Le nostre anime di notte: notti da leoni (d’oro)

Le nostre anime di notteScritto da Vanessa Forte.

Saranno pure “vecchi”, ma quando due Leoni, per giunta d’oro, ruggiscono, sono pur sempre uno spettacolo.

Venezia 74 celebra i suoi due leoni d’oro alla carriera, Robert Redford e Jane Fonda, mettendo fuori concorso Le nostre anime di notte, il loro quarto film insieme dopo La caccia, A piedi nudi nel parco e Il cavaliere elettrico.

In una tranquilla città del Colorado, dove purtroppo o per fortuna tutti conoscono tutti, Addie Moore (Jane Fonda) fa una sconcertante proposta al suo vicino di casa Lois Waters (Robert Redford), anche lui vedovo e solo: dormire insieme, solo per farsi compagnia e per parlare un po’. Le confessioni notturne porteranno i due protagonisti a liberarsi dai sensi di colpa sulle occasioni perdute e gli sbagli compiuti, fino a riscoprire addirittura l’amore (e, perché no, il sesso).
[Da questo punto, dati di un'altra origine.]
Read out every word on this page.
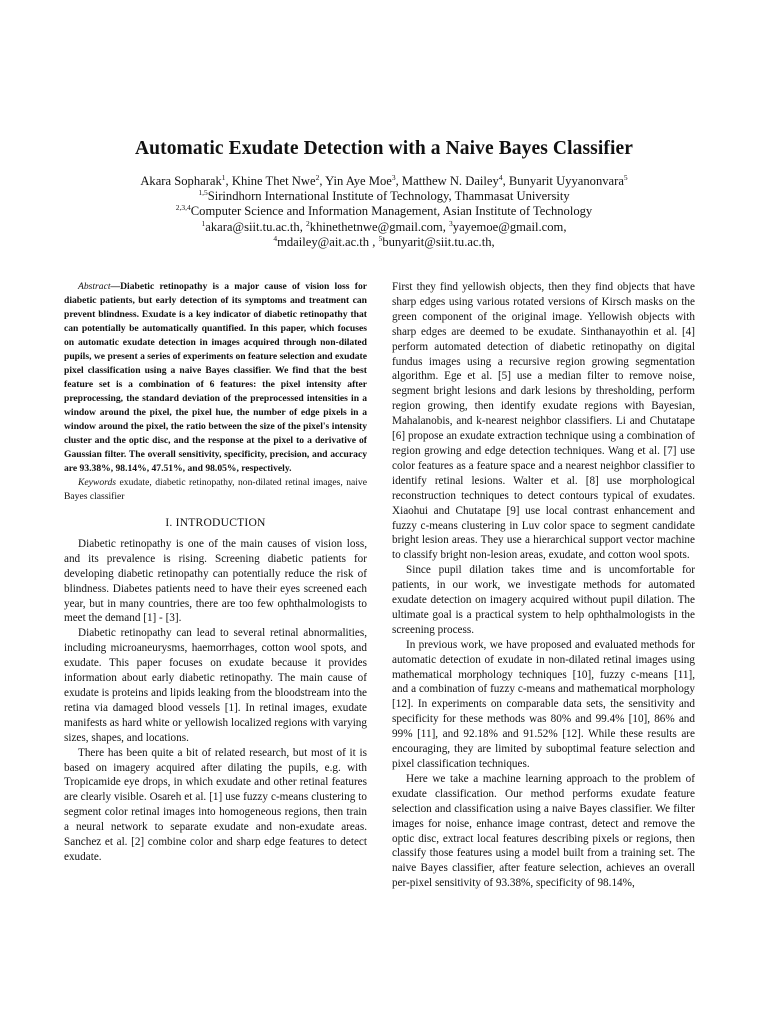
Automatic Exudate Detection with a Naive Bayes Classifier
Akara Sopharak$^1$, Khine Thet Nwe$^2$, Yin Aye Moe$^3$, Matthew N. Dailey$^4$, Bunyarit Uyyanonvara$^5$
$^{1,5}$Sirindhorn International Institute of Technology, Thammasat University
$^{2,3,4}$Computer Science and Information Management, Asian Institute of Technology
$^1$akara@siit.tu.ac.th, $^2$khinethetnwe@gmail.com, $^3$yayemoe@gmail.com,
$^4$mdailey@ait.ac.th , $^5$bunyarit@siit.tu.ac.th,

Abstract—Diabetic retinopathy is a major cause of vision loss for diabetic patients, but early detection of its symptoms and treatment can prevent blindness. Exudate is a key indicator of diabetic retinopathy that can potentially be automatically quantified. In this paper, which focuses on automatic exudate detection in images acquired through non-dilated pupils, we present a series of experiments on feature selection and exudate pixel classification using a naive Bayes classifier. We find that the best feature set is a combination of 6 features: the pixel intensity after preprocessing, the standard deviation of the preprocessed intensities in a window around the pixel, the pixel hue, the number of edge pixels in a window around the pixel, the ratio between the size of the pixel's intensity cluster and the optic disc, and the response at the pixel to a derivative of Gaussian filter. The overall sensitivity, specificity, precision, and accuracy are 93.38%, 98.14%, 47.51%, and 98.05%, respectively.

Keywords exudate, diabetic retinopathy, non-dilated retinal images, naive Bayes classifier

I. INTRODUCTION

Diabetic retinopathy is one of the main causes of vision loss, and its prevalence is rising. Screening diabetic patients for developing diabetic retinopathy can potentially reduce the risk of blindness. Diabetes patients need to have their eyes screened each year, but in many countries, there are too few ophthalmologists to meet the demand [1] - [3].

Diabetic retinopathy can lead to several retinal abnormalities, including microaneurysms, haemorrhages, cotton wool spots, and exudate. This paper focuses on exudate because it provides information about early diabetic retinopathy. The main cause of exudate is proteins and lipids leaking from the bloodstream into the retina via damaged blood vessels [1]. In retinal images, exudate manifests as hard white or yellowish localized regions with varying sizes, shapes, and locations.

There has been quite a bit of related research, but most of it is based on imagery acquired after dilating the pupils, e.g. with Tropicamide eye drops, in which exudate and other retinal features are clearly visible. Osareh et al. [1] use fuzzy c-means clustering to segment color retinal images into homogeneous regions, then train a neural network to separate exudate and non-exudate areas. Sanchez et al. [2] combine color and sharp edge features to detect exudate.

First they find yellowish objects, then they find objects that have sharp edges using various rotated versions of Kirsch masks on the green component of the original image. Yellowish objects with sharp edges are deemed to be exudate. Sinthanayothin et al. [4] perform automated detection of diabetic retinopathy on digital fundus images using a recursive region growing segmentation algorithm. Ege et al. [5] use a median filter to remove noise, segment bright lesions and dark lesions by thresholding, perform region growing, then identify exudate regions with Bayesian, Mahalanobis, and k-nearest neighbor classifiers. Li and Chutatape [6] propose an exudate extraction technique using a combination of region growing and edge detection techniques. Wang et al. [7] use color features as a feature space and a nearest neighbor classifier to identify retinal lesions. Walter et al. [8] use morphological reconstruction techniques to detect contours typical of exudates. Xiaohui and Chutatape [9] use local contrast enhancement and fuzzy c-means clustering in Luv color space to segment candidate bright lesion areas. They use a hierarchical support vector machine to classify bright non-lesion areas, exudate, and cotton wool spots.

Since pupil dilation takes time and is uncomfortable for patients, in our work, we investigate methods for automated exudate detection on imagery acquired without pupil dilation. The ultimate goal is a practical system to help ophthalmologists in the screening process.

In previous work, we have proposed and evaluated methods for automatic detection of exudate in non-dilated retinal images using mathematical morphology techniques [10], fuzzy c-means [11], and a combination of fuzzy c-means and mathematical morphology [12]. In experiments on comparable data sets, the sensitivity and specificity for these methods was 80% and 99.4% [10], 86% and 99% [11], and 92.18% and 91.52% [12]. While these results are encouraging, they are limited by suboptimal feature selection and pixel classification techniques.

Here we take a machine learning approach to the problem of exudate classification. Our method performs exudate feature selection and classification using a naive Bayes classifier. We filter images for noise, enhance image contrast, detect and remove the optic disc, extract local features describing pixels or regions, then classify those features using a model built from a training set. The naive Bayes classifier, after feature selection, achieves an overall per-pixel sensitivity of 93.38%, specificity of 98.14%,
Prodotto dal gigante Netflix, Le nostre anime di notte è un film tv di quelli che vanno forte a Natale, atto fin troppo palesemente a catturare quel pubblico “over” non ancora avvezzo alle piattaforme digitali.
Certo, quando si hanno a disposizione due icone come Robert Redford e Jane Fonda, con così ancora tanto talento e mestiere da regalare, come si fa a non apprezzarlo?

Le due superstar, proprio come i re della savana, sembrano dapprima diffidenti, si “annusano”. Ma poi, molto rapidamente, in un carosello di sguardi, ammiccamenti e silenzi, sviluppano una chimica potente, una reazione esotermica data da un sodalizio che ben conosciamo e che il pubblico non solo si aspetta ma da per scontato.
Per questo il regista non s’intromette mai tra i due e li lascia liberi d’incarnare ciò che rappresentano nell’immaginario collettivo. In un’atmosfera molto indi, che sa di fiumi e montagne, camicie a scacchi e pic-up, Robert Redford incarna l’America liberal, solida, intellettuale, un po’ pudica, fatta di poche ma essenziali parole. Gli si affianca la sempre combattente Jane Fonda, anticonformista, ribelle, più libera nelle parole e nei gesti (non a caso è lei a rompere il ghiaccio nei racconti notturni in merito agli errori compiuti e ai rimpianti inevitabili). Pleonastico dirlo, ma guardarli è sempre un piacere. Come comprimari di lusso, li affiancano il belga sempre più americanizzato Matthias Schoenaerts e un altro grande vecchio del cinema, Bruce Dern.

Purtroppo, però, tutto questo non basta: pur avendo una regia solida e lineare, è impossibile raccontare l’intero omonimo romanzo di Kent Haruf con una produzione così ridotta, troppo scontata e tutta al servizio dei due interpreti principali. Le nostre anime di notte ne esce monotono, piatto e molto prevedibile, con una sceneggiatura e delle battute fin troppo costruite. Cosa manca? La freschezza e il coraggio della gioventù.